The report also showed average weekly hours worked edged lower and earnings growth was soft.

“It was a record, or near record, warm winter, which might have boosted employment growth a bit, and now we’re returning to trend,” said Paul Ashworth, chief North America economist at Capital Economics. “But this definitely gets the market thinking that rate cuts might not be off the table — because it’s not just a slowdown in employment growth, you’ve also got pretty weak average hourly earnings.”

Even with the labour market cooling, the Fed’s next steps will be driven more by inflation data, given concerns that it has not been coming down as rapidly as hoped by officials. “The inflation readings will call the tune for the Fed,” said Kathy Bostjancic, chief economist at Nationwide.

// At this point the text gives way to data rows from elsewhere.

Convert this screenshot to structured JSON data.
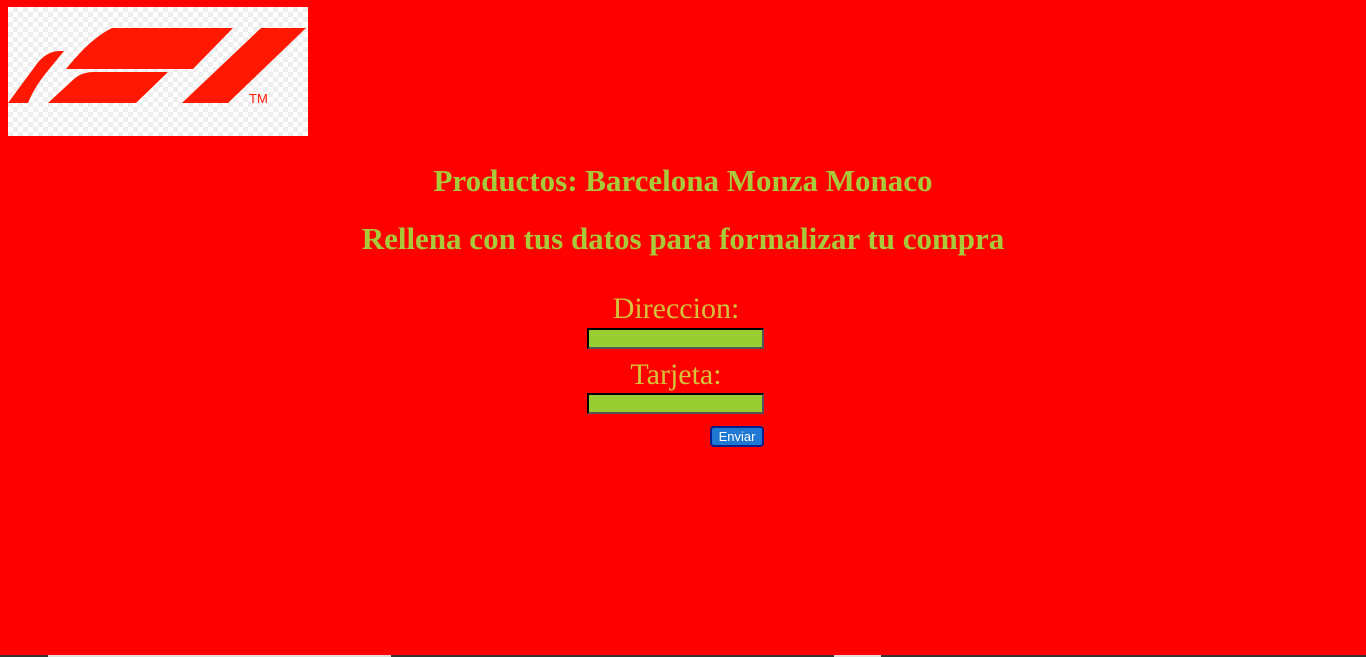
{
  "logo": {
    "icon": "f1-logo-icon",
    "text": "F1",
    "trademark": "TM",
    "color": "#ff1801"
  },
  "headings": {
    "products": "Productos: Barcelona Monza Monaco",
    "instructions": "Rellena con tus datos para formalizar tu compra"
  },
  "form": {
    "address_label": "Direccion:",
    "address_value": "",
    "card_label": "Tarjeta:",
    "card_value": "",
    "submit_label": "Enviar"
  },
  "colors": {
    "background": "#ff0000",
    "heading": "#a8c93a",
    "label": "#d4c23a",
    "input_background": "#9acd32",
    "button": "#1f78d1"
  }
}
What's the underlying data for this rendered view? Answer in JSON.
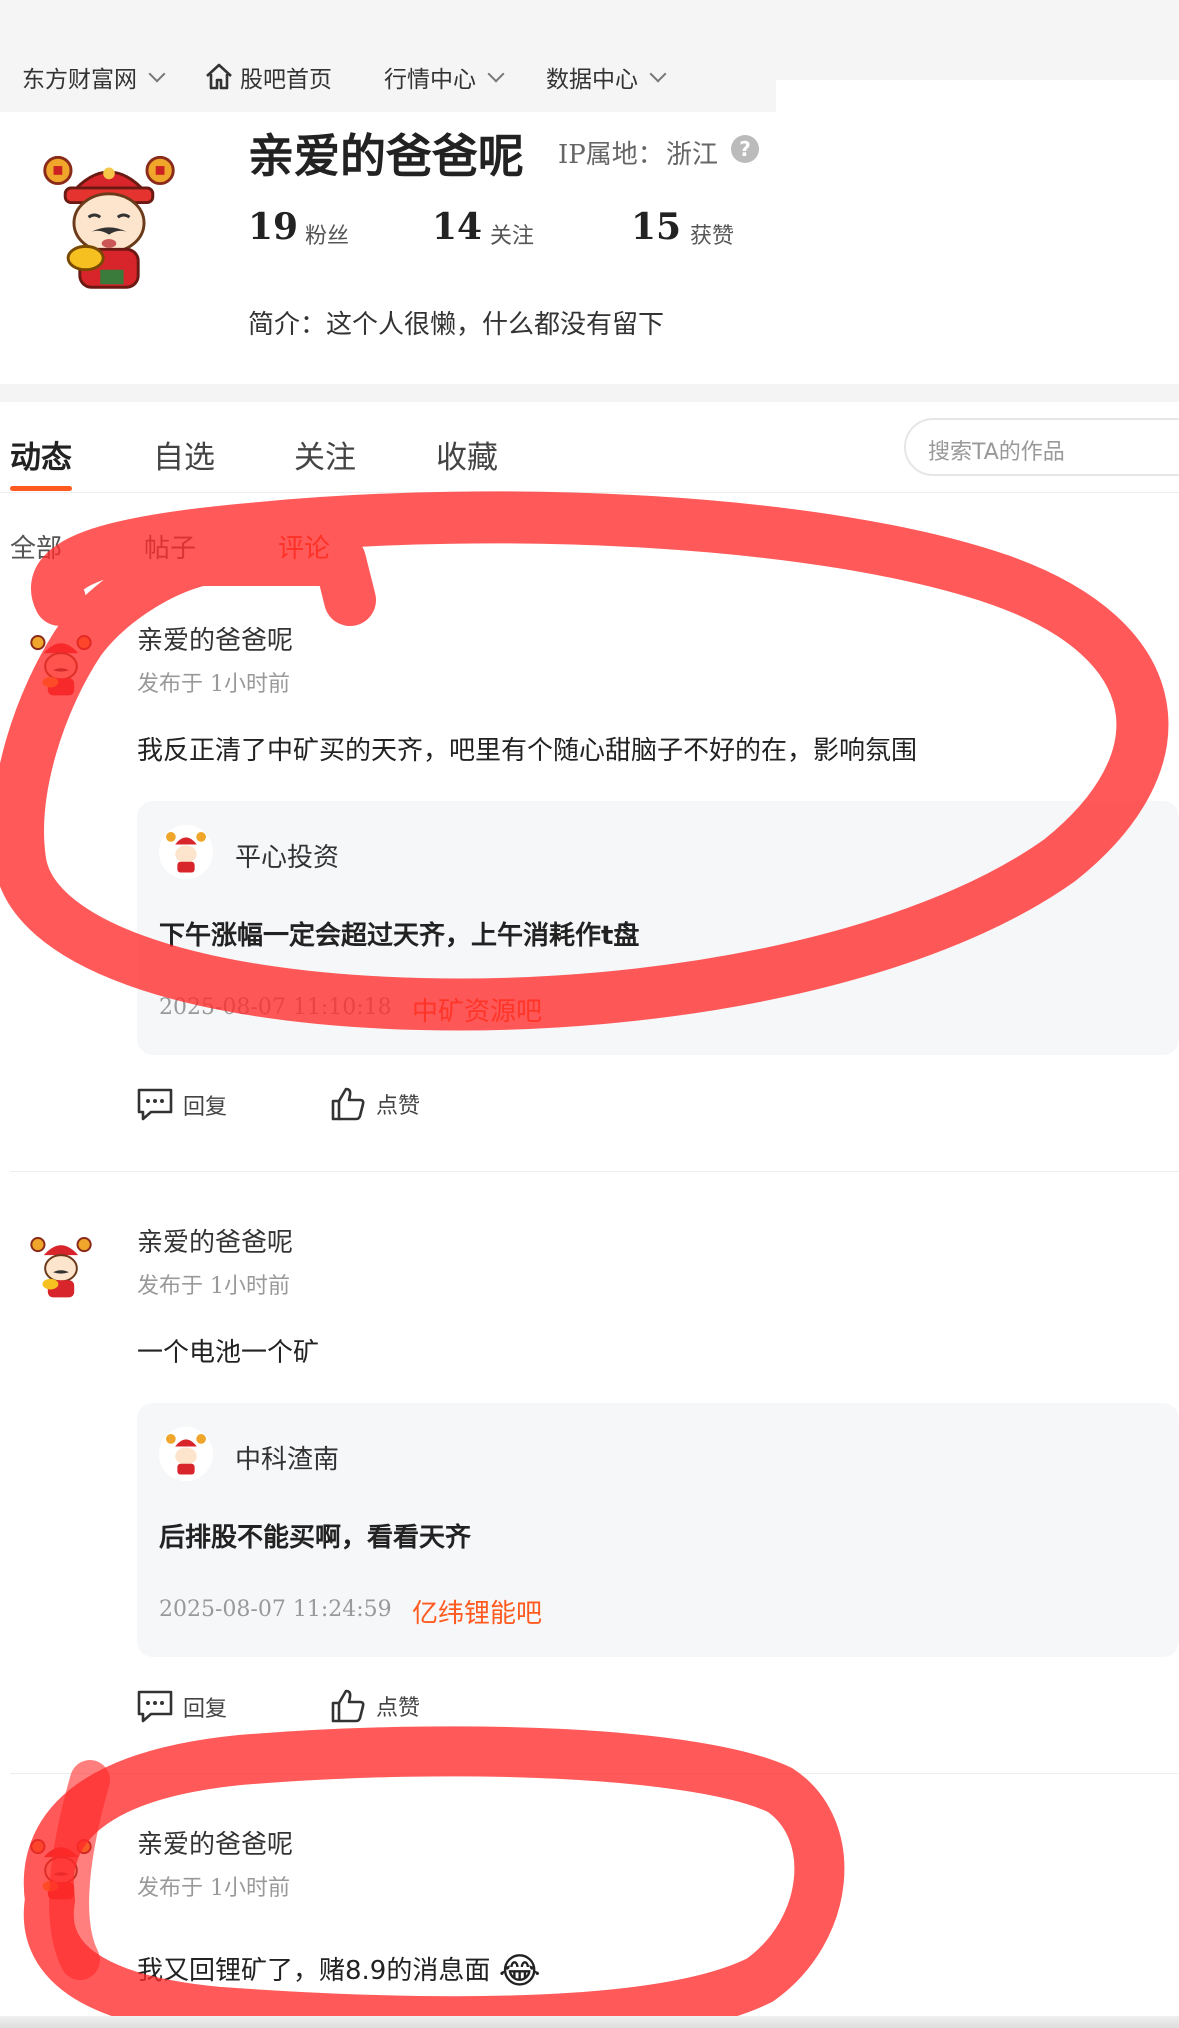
{
  "nav": {
    "site": "东方财富网",
    "home": "股吧首页",
    "market": "行情中心",
    "data": "数据中心"
  },
  "profile": {
    "name": "亲爱的爸爸呢",
    "ip_label": "IP属地：",
    "ip_value": "浙江",
    "help": "?",
    "fans_num": "19",
    "fans_label": "粉丝",
    "follow_num": "14",
    "follow_label": "关注",
    "likes_num": "15",
    "likes_label": "获赞",
    "bio": "简介：这个人很懒，什么都没有留下"
  },
  "tabs": [
    "动态",
    "自选",
    "关注",
    "收藏"
  ],
  "search": {
    "placeholder": "搜索TA的作品"
  },
  "subtabs": [
    "全部",
    "帖子",
    "评论"
  ],
  "feed": [
    {
      "author": "亲爱的爸爸呢",
      "time": "发布于 1小时前",
      "content": "我反正清了中矿买的天齐，吧里有个随心甜脑子不好的在，影响氛围",
      "quote": {
        "name": "平心投资",
        "text": "下午涨幅一定会超过天齐，上午消耗作t盘",
        "time": "2025-08-07 11:10:18",
        "bar": "中矿资源吧"
      },
      "reply": "回复",
      "like": "点赞"
    },
    {
      "author": "亲爱的爸爸呢",
      "time": "发布于 1小时前",
      "content": "一个电池一个矿",
      "quote": {
        "name": "中科渣南",
        "text": "后排股不能买啊，看看天齐",
        "time": "2025-08-07 11:24:59",
        "bar": "亿纬锂能吧"
      },
      "reply": "回复",
      "like": "点赞"
    },
    {
      "author": "亲爱的爸爸呢",
      "time": "发布于 1小时前",
      "content": "我又回锂矿了，赌8.9的消息面",
      "emoji": "😂"
    }
  ],
  "colors": {
    "accent": "#ff5a1f",
    "scribble": "#ff2a2a"
  }
}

However, the figures will probably dampen any discussion that the Fed may be forced to raise interest rates further to stamp out an overheating economy, which will be a relief for the US central bank.

“This is still a very strong jobs report — there’s not a lot of indication that there are cracks forming in the labour market,” said Ryan Sweet, chief US economist at Oxford Economics. “Overall, this is what the Fed has been wanting to see: softening in job growth, and the job market cooling a little bit or just rebalancing.”

However, Citi US economist Veronica Clark said she was “a bit worried” about Friday’s report being the “first sign” the labour market could be slowing down. “The hiring rate is falling, hours worked are coming down and part-time, unstable work is rising. All these signs that businesses are looking to cut labour costs.”

With less than six months before the US election, President Joe Biden described the data as another sign of the resilient economy under his watch. “The great American comeback continues,” he said in a statement.

“When I took office, I inherited an economy on the brink, with the worst economic crisis in a century. I had a plan to turn our country around and build our economy from the middle out and the bottom up. Now we are seeing that plan in action.”